The Admiral sent me a Newsweek article that suffers from the same problem, but in reverse. You think it is going to be a totally crappy piece because it basically says that fat women's weight loss goals are not ambitious enough, in that on average the fat woman's ideal amount of weight loss would still leave her in the "overweight" BMI category (god forbid). And we all know that all this "obesity" is really "alarming" (in fact we get the words "alarmingly" and "alarming" in back-to-back sentences in the same paragraph, in case you weren't alarmed enough after the first instance). The author of the study that revealed fat women's modest weight loss goals suggested that a 5'2" woman who weighs 200 pounds probably just thinks it's totally unrealistic to get down to 120 lbs. (which it is, statistically speaking). But then the authors of the Newsweek article follow that up by saying that this "may just mean that women who are very overweight might need to achieve small weight loss goals before they can envision larger losses and change their eating and exercise behaviors accordingly." Oh, yeah, totally, I'm sure that would make it 100% easier; in fact, they should market this as a new foolproof weight loss strategy! Just lose a little bit of weight, and then you will believe that you can lose a lot more weight, and then you will totally do it! It reminds me of the Jenny Craig counselor (a thin woman) who once brilliantly advised my mom, "Maybe if you could just not eat as much..."

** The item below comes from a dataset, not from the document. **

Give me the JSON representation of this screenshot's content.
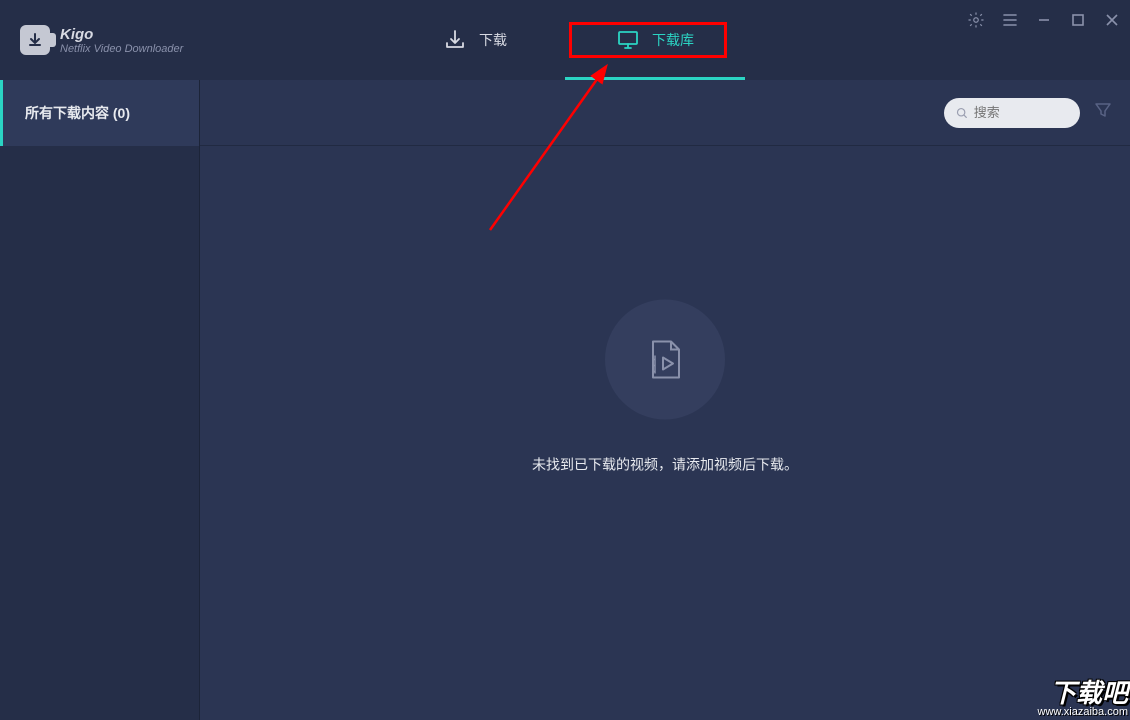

This article also cites that lovely "having fat friends will make you fat" idea from a while back, and here is how they explain the effect supposedly found in that study: People with fat friends "may simply see being fat as the new normal." Does this strike anyone else as being completely idiotic? Like somehow if you have fat friends you become incapable of figuring out if someone is fat or not? For some reason I am reminded of Stephen Colbert's claim that he doesn't see race -- like, literally, he can't tell if someone is black. But the difference is that the authors of this article aren't trying to be ironic.

So why am I even bothering to tell you about this article? Well, because at the end, they finally get around to saying that maybe women should be encouraged to feel good about themselves regardless of whether society tells them they are too fat. They cite a study that showed that "girls who felt good about themselves were more likely to be physically active and pay more attention to what they ate," and they advocate "encouraging women to love and care for their bodies — even when they don't match the Hollywood ideal". Then again, they say that the reason to encourage women to feel good about their bodies is that statistically, a woman who feels good about her body is less likely to gain weight, so therefore this may help "reverse or at least slow the progression of the obesity epidemic." So let me just make sure I'm clear on this: We should encourage women to feel good about their bodies, even if they are fat. But if they are fat, that is "alarming", and if they don't make large enough weight-loss goals for themselves, then they just need to lose some weight so they will feel like they can lose more weight so they can become "normal" and therefore not be so alarming to everybody else. But in the mean time they should still try to feel good about themselves.

OK, never mind, that article just plain sucks.